Mullins leaned out of the single window. The room was at the side of the hotel and the entrance marquee was narrow. Looking down and to the side, Mullins could—just could—look under the marquee. He stood as far to one side as possible, and could see farther under the marquee. About, he judged, to the point at which Payne had been standing when he was shot. An uninterrupted line of vision equals, of course, an uninterrupted line of fire.

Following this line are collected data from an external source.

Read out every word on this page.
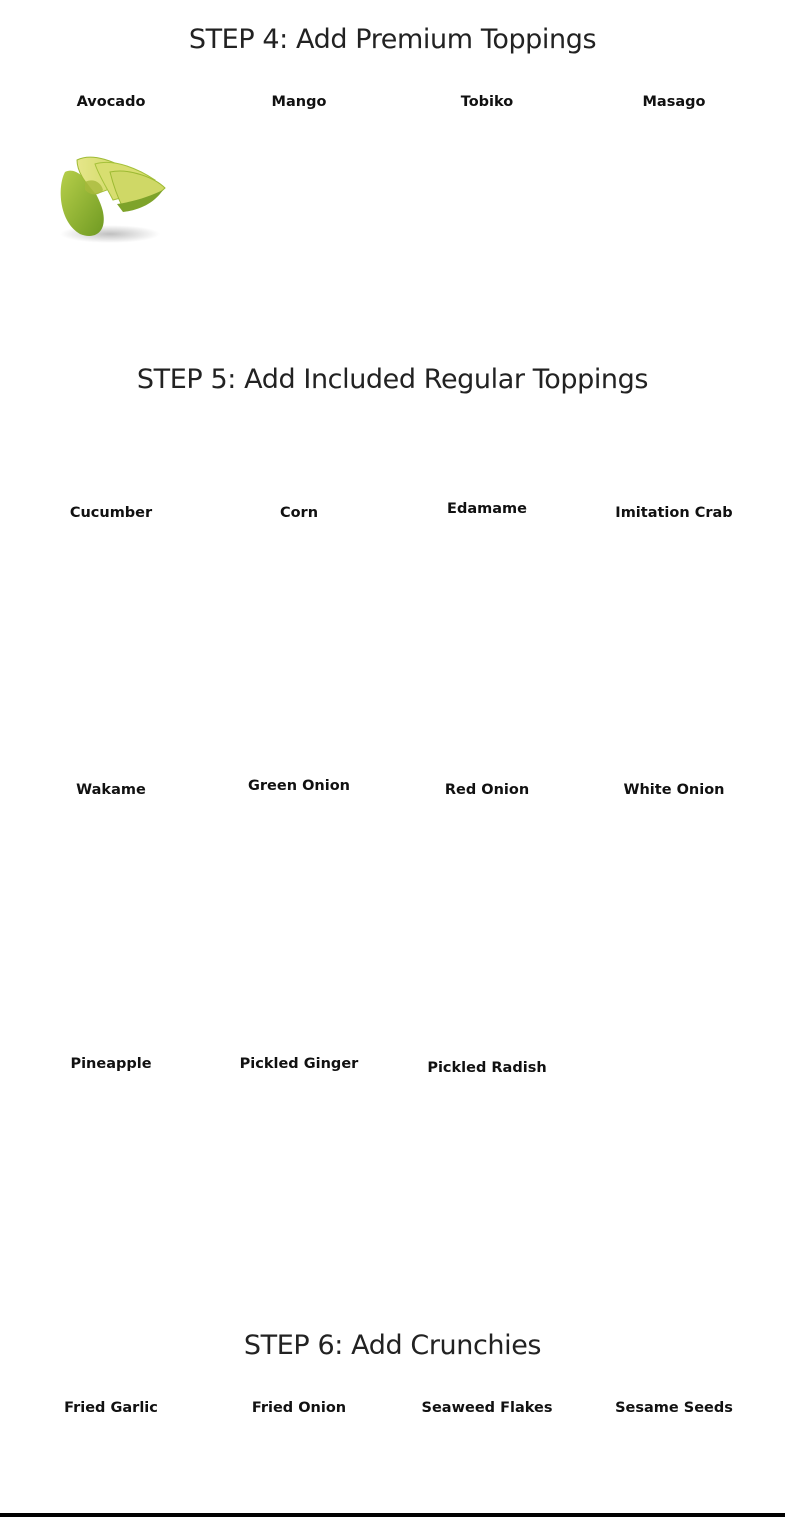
STEP 4: Add Premium Toppings
Avocado	Mango	Tobiko	Masago
STEP 5: Add Included Regular Toppings
Cucumber	Corn	Edamame	Imitation Crab
Wakame	Green Onion	Red Onion	White Onion
Pineapple	Pickled Ginger	Pickled Radish
STEP 6: Add Crunchies
Fried Garlic	Fried Onion	Seaweed Flakes	Sesame Seeds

It is one thing to look around a room and find nothing useful in it. It is another thing to go over a room as experts go over a room. Mullins went back to Mrs. MacReady's office, and she said, “You again,” which was what he had expected. She said, “Didn't find anything, did you?” and he admitted he hadn't.

“However,” he said, “we'll want the technical-lab boys to go over it, and nobody to mess around in it first. O.K. And, how's to give me a description of Mrs. Mason? The boy, too, as well as you can.”

“So,” she said, “it's like that, is it. Well—”

Mrs. Mason, medium height. (If he knew what she meant. He did not, but nodded his head.) Weighed maybe a hundred and fifty. Light “complected.” Yellowish sort of hair, but graying. Blue eyes. Sort of a round face, if he knew what she meant. “Didn't look very happy, most of the time.” Pretty good figure, although she'd probably put on a few pounds. Dress her up, and give her something to smile about, and she'd be a good-looker still.